Zowel de basiszorg als de aanvullende zorg zijn in Nederland ondergebracht bij private zorgverzekeraars die met elkaar concurreren in de markt. Deze verzekeraars moeten geld aanhouden voor de `zorgconsumptie' die zij verwachten van verzekerden en voor onverwachte tegenslagen, zodat zij met een
redelijke mate van zekerheid alle verplichtingen kunnen nakomen.

Buffers om tegenslagen en fluctuaties op te vangen

Net als andere instellingen kunnen zorgverzekeraars worden geconfronteerd met onverwachte tegenslagen. Kapitaalbuffers zijn nodig om deze onvoorziene tegenslagen en fluctuaties op te kunnen vangen. Zo is de schadelast van zorgverzekeraars niet volledig te voorspellen, bijvoorbeeld als gevolg
van stelselwijzigingen, trage administratieve processen en een niet volledig voorspelbare zorgvraag.
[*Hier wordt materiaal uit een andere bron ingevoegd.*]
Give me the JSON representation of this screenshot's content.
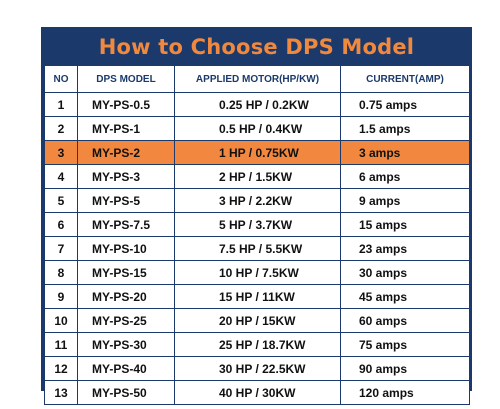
{
  "title": "How to Choose DPS Model",
  "headers": [
    "NO",
    "DPS MODEL",
    "APPLIED MOTOR(HP/KW)",
    "CURRENT(AMP)"
  ],
  "highlight_color": "#f2883f",
  "frame_color": "#1b3a6b",
  "title_color": "#f0883e",
  "rows": [
    {
      "no": "1",
      "model": "MY-PS-0.5",
      "motor": "0.25 HP / 0.2KW",
      "current": "0.75 amps"
    },
    {
      "no": "2",
      "model": "MY-PS-1",
      "motor": "0.5 HP / 0.4KW",
      "current": "1.5 amps"
    },
    {
      "no": "3",
      "model": "MY-PS-2",
      "motor": "1 HP / 0.75KW",
      "current": "3 amps"
    },
    {
      "no": "4",
      "model": "MY-PS-3",
      "motor": "2 HP / 1.5KW",
      "current": "6 amps"
    },
    {
      "no": "5",
      "model": "MY-PS-5",
      "motor": "3 HP / 2.2KW",
      "current": "9 amps"
    },
    {
      "no": "6",
      "model": "MY-PS-7.5",
      "motor": "5 HP / 3.7KW",
      "current": "15 amps"
    },
    {
      "no": "7",
      "model": "MY-PS-10",
      "motor": "7.5 HP / 5.5KW",
      "current": "23 amps"
    },
    {
      "no": "8",
      "model": "MY-PS-15",
      "motor": "10 HP / 7.5KW",
      "current": "30 amps"
    },
    {
      "no": "9",
      "model": "MY-PS-20",
      "motor": "15 HP / 11KW",
      "current": "45 amps"
    },
    {
      "no": "10",
      "model": "MY-PS-25",
      "motor": "20 HP / 15KW",
      "current": "60 amps"
    },
    {
      "no": "11",
      "model": "MY-PS-30",
      "motor": "25 HP / 18.7KW",
      "current": "75 amps"
    },
    {
      "no": "12",
      "model": "MY-PS-40",
      "motor": "30 HP / 22.5KW",
      "current": "90 amps"
    },
    {
      "no": "13",
      "model": "MY-PS-50",
      "motor": "40 HP / 30KW",
      "current": "120 amps"
    }
  ],
  "highlighted_row_no": "3"
}
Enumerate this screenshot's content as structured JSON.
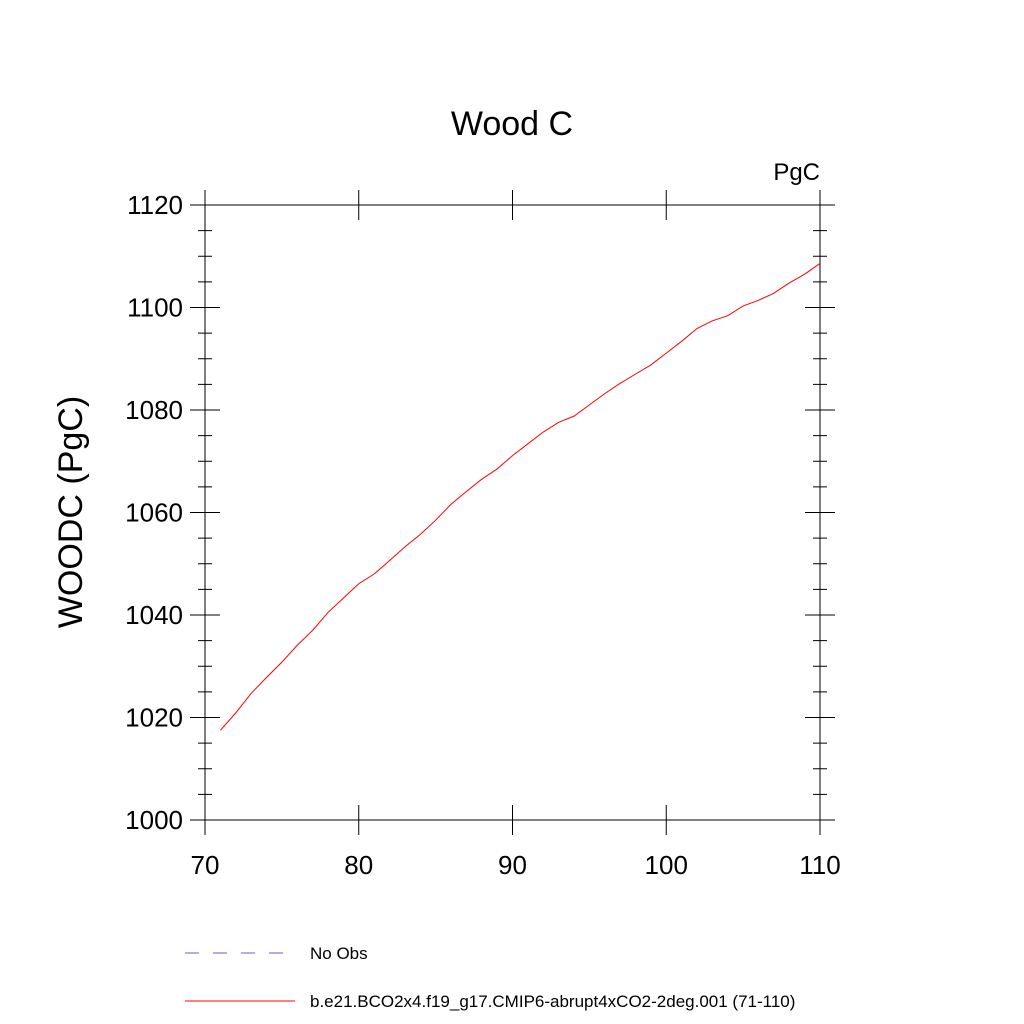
{
  "chart_data": {
    "type": "line",
    "title": "Wood C",
    "units_label": "PgC",
    "xlabel": "",
    "ylabel": "WOODC  (PgC)",
    "xlim": [
      70,
      110
    ],
    "ylim": [
      1000,
      1120
    ],
    "x_ticks": [
      70,
      80,
      90,
      100,
      110
    ],
    "y_ticks": [
      1000,
      1020,
      1040,
      1060,
      1080,
      1100,
      1120
    ],
    "x_ticks_label": [
      "70",
      "80",
      "90",
      "100",
      "110"
    ],
    "y_ticks_label": [
      "1000",
      "1020",
      "1040",
      "1060",
      "1080",
      "1100",
      "1120"
    ],
    "grid": false,
    "legend_position": "bottom",
    "series": [
      {
        "name": "No Obs",
        "color": "#6a5acd",
        "dash": "dashed",
        "x": [],
        "y": []
      },
      {
        "name": "b.e21.BCO2x4.f19_g17.CMIP6-abrupt4xCO2-2deg.001 (71-110)",
        "color": "#ff0000",
        "dash": "solid",
        "x": [
          71,
          72,
          73,
          74,
          75,
          76,
          77,
          78,
          79,
          80,
          81,
          82,
          83,
          84,
          85,
          86,
          87,
          88,
          89,
          90,
          91,
          92,
          93,
          94,
          95,
          96,
          97,
          98,
          99,
          100,
          101,
          102,
          103,
          104,
          105,
          106,
          107,
          108,
          109,
          110
        ],
        "y": [
          1017.5,
          1020.9,
          1024.7,
          1027.8,
          1030.8,
          1034.1,
          1037.0,
          1040.5,
          1043.3,
          1046.1,
          1048.0,
          1050.6,
          1053.3,
          1055.7,
          1058.5,
          1061.6,
          1064.1,
          1066.5,
          1068.5,
          1071.1,
          1073.4,
          1075.7,
          1077.6,
          1078.8,
          1081.0,
          1083.2,
          1085.2,
          1087.0,
          1088.8,
          1091.1,
          1093.4,
          1095.9,
          1097.4,
          1098.4,
          1100.3,
          1101.4,
          1102.8,
          1104.8,
          1106.5,
          1108.6
        ]
      }
    ]
  }
}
Daarnaast staan zorgverzekeraars bloot aan marktrisico, zoals dalende beleggingsopbrengsten en kans op wanbetaling, en het risico op verliezen door inadequate interne processen.

Het is belangrijk dat zorgverzekeraars voor al deze risico's voldoende kapitaal aanhouden zodat het voortbestaan van de instelling en de rechten van de polishouder niet in het geding komen bij onvoorziene tegenslag. Dit geeft een mate van zekerheid voor de polishouder: hij kan ervan uitgaan
dat de verzekeraar in bijna alle gevallen beschikt over voldoende middelen als hij of zij een beroep doet op de zorg.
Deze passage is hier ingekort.